A colleague from Mississippi, Renee Moore, once shared this anecdote. At a conference of some sort, she shared a videotape of her teaching practices with two groups – one group of administrators, and one group of teachers. The administrators saw chaos in the classroom, too many kids talking, not enough management or discipline. One student sitting on a desk crumpled up the paper he was holding and tossed it on the floor. Meanwhile, the teachers marveled at the level of student energy and engagement. And the student who had discarded his paper, it turned out, was a formerly reluctant writer who at that moment had decided his third draft wasn’t good enough and was about to start the fourth. The practitioners with deeper knowledge of the work seem to have seen the situation quite differently, and I would argue, more productively if the goal was to evaluate Renee’s teaching.
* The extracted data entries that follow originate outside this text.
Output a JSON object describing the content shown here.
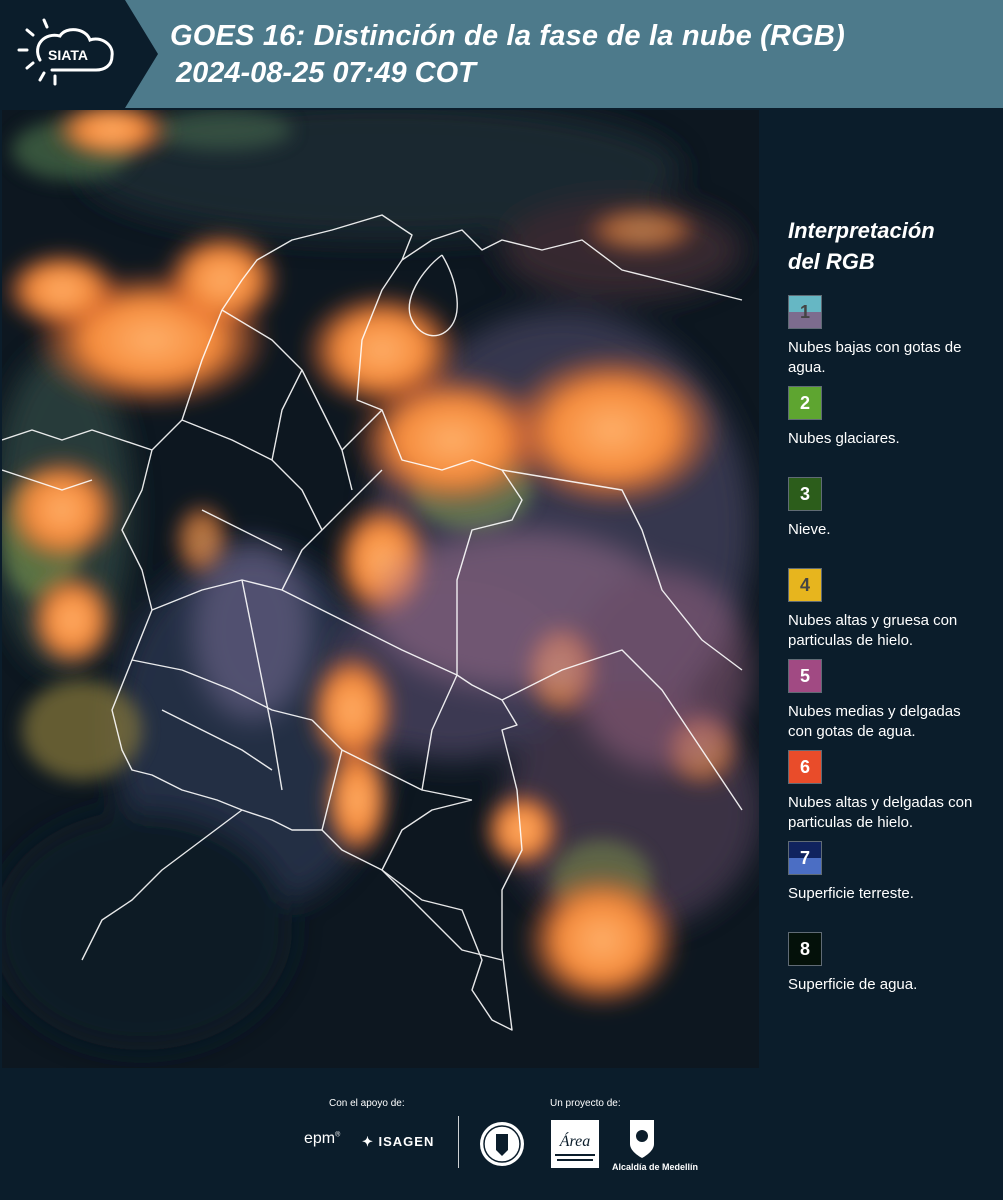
{
  "header": {
    "logo_text": "SIATA",
    "title": "GOES 16: Distinción de la fase de la nube (RGB)",
    "subtitle": "2024-08-25 07:49 COT",
    "background": "#4d7a8b"
  },
  "legend": {
    "title": "Interpretación\ndel RGB",
    "items": [
      {
        "number": "1",
        "label": "Nubes bajas con gotas de agua.",
        "color_top": "#66b7c4",
        "color_bottom": "#7d6c8e",
        "num_color": "#444444"
      },
      {
        "number": "2",
        "label": "Nubes glaciares.",
        "color_top": "#5ea530",
        "color_bottom": "#5ea530",
        "num_color": "#ffffff"
      },
      {
        "number": "3",
        "label": "Nieve.",
        "color_top": "#2c5d1b",
        "color_bottom": "#2c5d1b",
        "num_color": "#ffffff"
      },
      {
        "number": "4",
        "label": "Nubes altas y gruesa con particulas de hielo.",
        "color_top": "#e7b51e",
        "color_bottom": "#e7b51e",
        "num_color": "#444444"
      },
      {
        "number": "5",
        "label": "Nubes medias y delgadas con gotas de agua.",
        "color_top": "#a14a83",
        "color_bottom": "#a14a83",
        "num_color": "#ffffff"
      },
      {
        "number": "6",
        "label": "Nubes altas y delgadas con particulas de hielo.",
        "color_top": "#e94c2a",
        "color_bottom": "#e94c2a",
        "num_color": "#ffffff"
      },
      {
        "number": "7",
        "label": "Superficie terreste.",
        "color_top": "#10235e",
        "color_bottom": "#4b6ec4",
        "num_color": "#ffffff"
      },
      {
        "number": "8",
        "label": "Superficie de agua.",
        "color_top": "#04110a",
        "color_bottom": "#04110a",
        "num_color": "#ffffff"
      }
    ]
  },
  "footer": {
    "support_label": "Con el apoyo de:",
    "project_label": "Un proyecto de:",
    "epm_logo": "epm",
    "isagen_logo": "ISAGEN",
    "area_logo_text": "Área",
    "alcaldia_label": "Alcaldía de Medellín"
  }
}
And finally, here’s part of the the response I offered to John in the comments section back at EdWeek:
“I think our apparent disagreement stems from a different expectation for evaluations. I agree that I don’t need to be a calculus teacher in order to recognize order, organization, engagement, etc., and to review results. Yes, from a management perspective, that might be enough – to manage. You also focused on the extremes, which we might agree are easy to spot. I’m more concerned about the center of the bell curve – since that accounts for most teachers and students. Also, how does the ‘manager’ type evaluator deal with the teacher who seems to do everything right but still isn’t getting the best results?
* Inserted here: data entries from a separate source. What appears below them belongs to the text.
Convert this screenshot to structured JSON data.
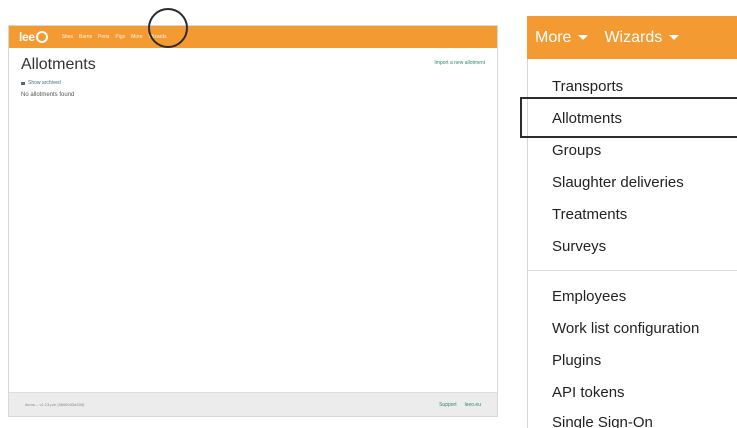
{
  "app": {
    "logo_text": "lee",
    "nav_links": [
      "Sites",
      "Barns",
      "Pens",
      "Pigs",
      "More",
      "Wizards"
    ]
  },
  "page": {
    "title": "Allotments",
    "import_link": "Import a new allotment",
    "show_archived": "Show archived",
    "empty_message": "No allotments found"
  },
  "footer": {
    "version": "demo – v1.13.pre (9806043a335)",
    "support": "Support",
    "site": "leeo.eu"
  },
  "zoom": {
    "nav_more": "More",
    "nav_wizards": "Wizards",
    "menu_group1": [
      "Transports",
      "Allotments",
      "Groups",
      "Slaughter deliveries",
      "Treatments",
      "Surveys"
    ],
    "menu_group2": [
      "Employees",
      "Work list configuration",
      "Plugins",
      "API tokens",
      "Single Sign-On"
    ]
  },
  "colors": {
    "brand_orange": "#f39a33",
    "link_green": "#2b8a6f"
  }
}
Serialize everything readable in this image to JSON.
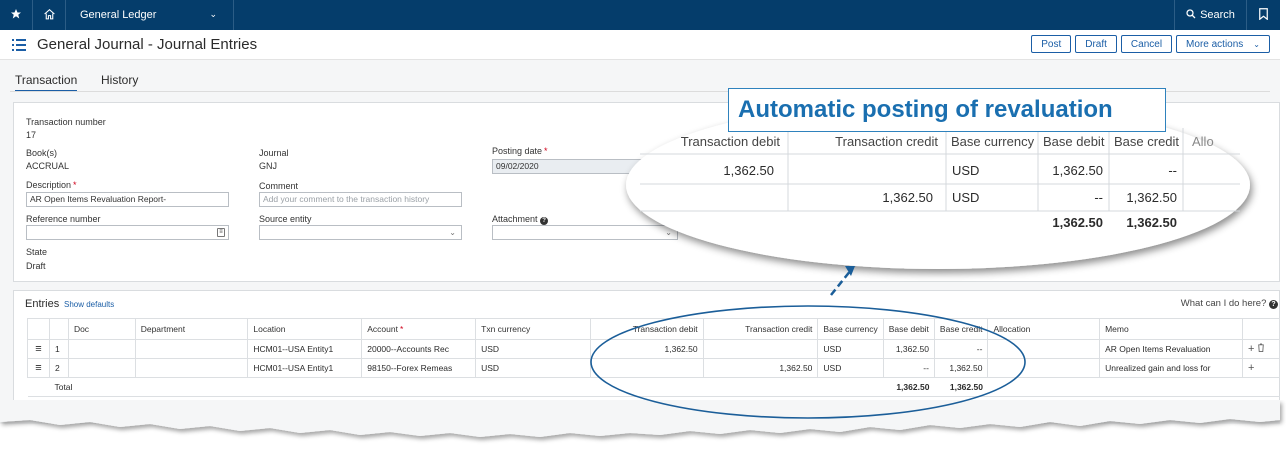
{
  "topbar": {
    "module_label": "General Ledger",
    "search_label": "Search"
  },
  "header": {
    "page_title": "General Journal - Journal Entries",
    "actions": {
      "post": "Post",
      "draft": "Draft",
      "cancel": "Cancel",
      "more": "More actions"
    }
  },
  "tabs": {
    "transaction": "Transaction",
    "history": "History"
  },
  "form": {
    "transaction_number": {
      "label": "Transaction number",
      "value": "17"
    },
    "books": {
      "label": "Book(s)",
      "value": "ACCRUAL"
    },
    "journal": {
      "label": "Journal",
      "value": "GNJ"
    },
    "posting_date": {
      "label": "Posting date",
      "value": "09/02/2020"
    },
    "description": {
      "label": "Description",
      "value": "AR Open Items Revaluation Report-"
    },
    "comment": {
      "label": "Comment",
      "placeholder": "Add your comment to the transaction history"
    },
    "reference_number": {
      "label": "Reference number",
      "value": ""
    },
    "source_entity": {
      "label": "Source entity",
      "value": ""
    },
    "attachment": {
      "label": "Attachment",
      "value": ""
    },
    "state": {
      "label": "State",
      "value": "Draft"
    }
  },
  "entries": {
    "title": "Entries",
    "show_defaults": "Show defaults",
    "help": "What can I do here?",
    "columns": [
      "",
      "",
      "Doc",
      "Department",
      "Location",
      "Account",
      "Txn currency",
      "Transaction debit",
      "Transaction credit",
      "Base currency",
      "Base debit",
      "Base credit",
      "Allocation",
      "Memo",
      ""
    ],
    "rows": [
      {
        "num": "1",
        "doc": "",
        "department": "",
        "location": "HCM01--USA Entity1",
        "account": "20000--Accounts Rec",
        "txn_currency": "USD",
        "txn_debit": "1,362.50",
        "txn_credit": "",
        "base_currency": "USD",
        "base_debit": "1,362.50",
        "base_credit": "--",
        "allocation": "",
        "memo": "AR Open Items Revaluation"
      },
      {
        "num": "2",
        "doc": "",
        "department": "",
        "location": "HCM01--USA Entity1",
        "account": "98150--Forex Remeas",
        "txn_currency": "USD",
        "txn_debit": "",
        "txn_credit": "1,362.50",
        "base_currency": "USD",
        "base_debit": "--",
        "base_credit": "1,362.50",
        "allocation": "",
        "memo": "Unrealized gain and loss for"
      }
    ],
    "total": {
      "label": "Total",
      "base_debit": "1,362.50",
      "base_credit": "1,362.50"
    }
  },
  "callout": {
    "title": "Automatic posting of revaluation",
    "headers": [
      "Transaction debit",
      "Transaction credit",
      "Base currency",
      "Base debit",
      "Base credit",
      "Allo"
    ],
    "row1": [
      "1,362.50",
      "",
      "USD",
      "1,362.50",
      "--"
    ],
    "row2": [
      "",
      "1,362.50",
      "USD",
      "--",
      "1,362.50"
    ],
    "totals": [
      "1,362.50",
      "1,362.50"
    ]
  },
  "colors": {
    "nav_bg": "#053d6b",
    "accent": "#1b5ea6",
    "callout_blue": "#1a6fb0",
    "required": "#d0021b"
  }
}
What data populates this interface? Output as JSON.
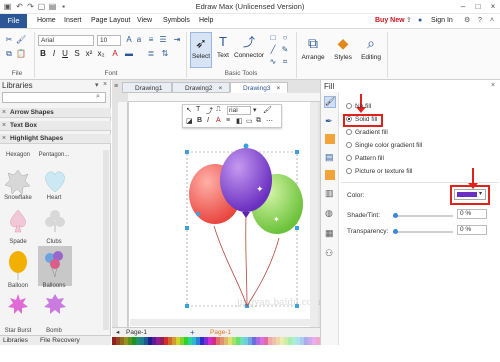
{
  "window": {
    "title": "Edraw Max (Unlicensed Version)"
  },
  "menu": {
    "file": "File",
    "items": [
      "Home",
      "Insert",
      "Page Layout",
      "View",
      "Symbols",
      "Help"
    ],
    "buy_now": "Buy New",
    "sign_in": "Sign In"
  },
  "ribbon": {
    "font_name": "Arial",
    "font_size": "10",
    "select_label": "Select",
    "text_label": "Text",
    "connector_label": "Connector",
    "arrange_label": "Arrange",
    "styles_label": "Styles",
    "editing_label": "Editing",
    "groups": {
      "file": "File",
      "font": "Font",
      "basic_tools": "Basic Tools"
    }
  },
  "libraries": {
    "title": "Libraries",
    "sections": [
      "Arrow Shapes",
      "Text Box",
      "Highlight Shapes"
    ],
    "shape_labels": [
      "Hexagon",
      "Pentagon...",
      "Snowflake",
      "Heart",
      "Spade",
      "Clubs",
      "Balloon",
      "Balloons",
      "Star Burst",
      "Bomb"
    ],
    "bottom_tabs": [
      "Libraries",
      "File Recovery"
    ]
  },
  "tabs": [
    "Drawing1",
    "Drawing2",
    "Drawing3"
  ],
  "float_toolbar": {
    "font": "rial"
  },
  "fill": {
    "title": "Fill",
    "options": [
      "No fill",
      "Solid fill",
      "Gradient fill",
      "Single color gradient fill",
      "Pattern fill",
      "Picture or texture fill"
    ],
    "selected": "Solid fill",
    "color_label": "Color:",
    "color_value": "#6a2fc0",
    "shade_label": "Shade/Tint:",
    "shade_value": "0 %",
    "transparency_label": "Transparency:",
    "transparency_value": "0 %"
  },
  "pagebar": {
    "page_tab": "Page-1",
    "active_page": "Page-1"
  },
  "colors": {
    "accent": "#2b5797",
    "highlight": "#e0221c"
  },
  "watermark": "jingyan.baidu.com"
}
“I want evaluations that serve to help every teacher improve at teaching, rather than simply ensure some baseline quality control. So, if I (an English teacher) become an evaluator someday, I might be able to see what’s going on in a math class, but I might be stuck regarding ideas to help the teacher actually provide better mathematics education. Do the students need clearer explanations, better examples, more practice, less practice, different practice? What are the usual types of misunderstandings that arise for students at this point in geometry or calculus? I wouldn’t have a clue, nor would I recognize any gaps in the teacher’s knowledge of math.
“Similarly, I might find that my English students are really struggling to identify textual details to support literary analysis. I can tell you from experience that the former science teachers who evaluated me just saw an orderly classroom and an appropriate, engaging, well-planned lesson, and they signed off. An experienced English teacher might sit with me to review student writing, and recognize something that it took me years to realize on my own: younger students had a tendency to use only character dialogue when gathering evidence. They confused the idea of using quotations from the text with the portions of the text presented in quotation marks. Once I got that, I became much more effective (in a way that will never show up on a standardized test).”
I encourage readers to go back to the EdWeek article and the comments for a more complete picture of the issues, and to see John Mierzwa’s full comments in the event that anyone feels I’ve unfairly characterized his statements in these excerpts.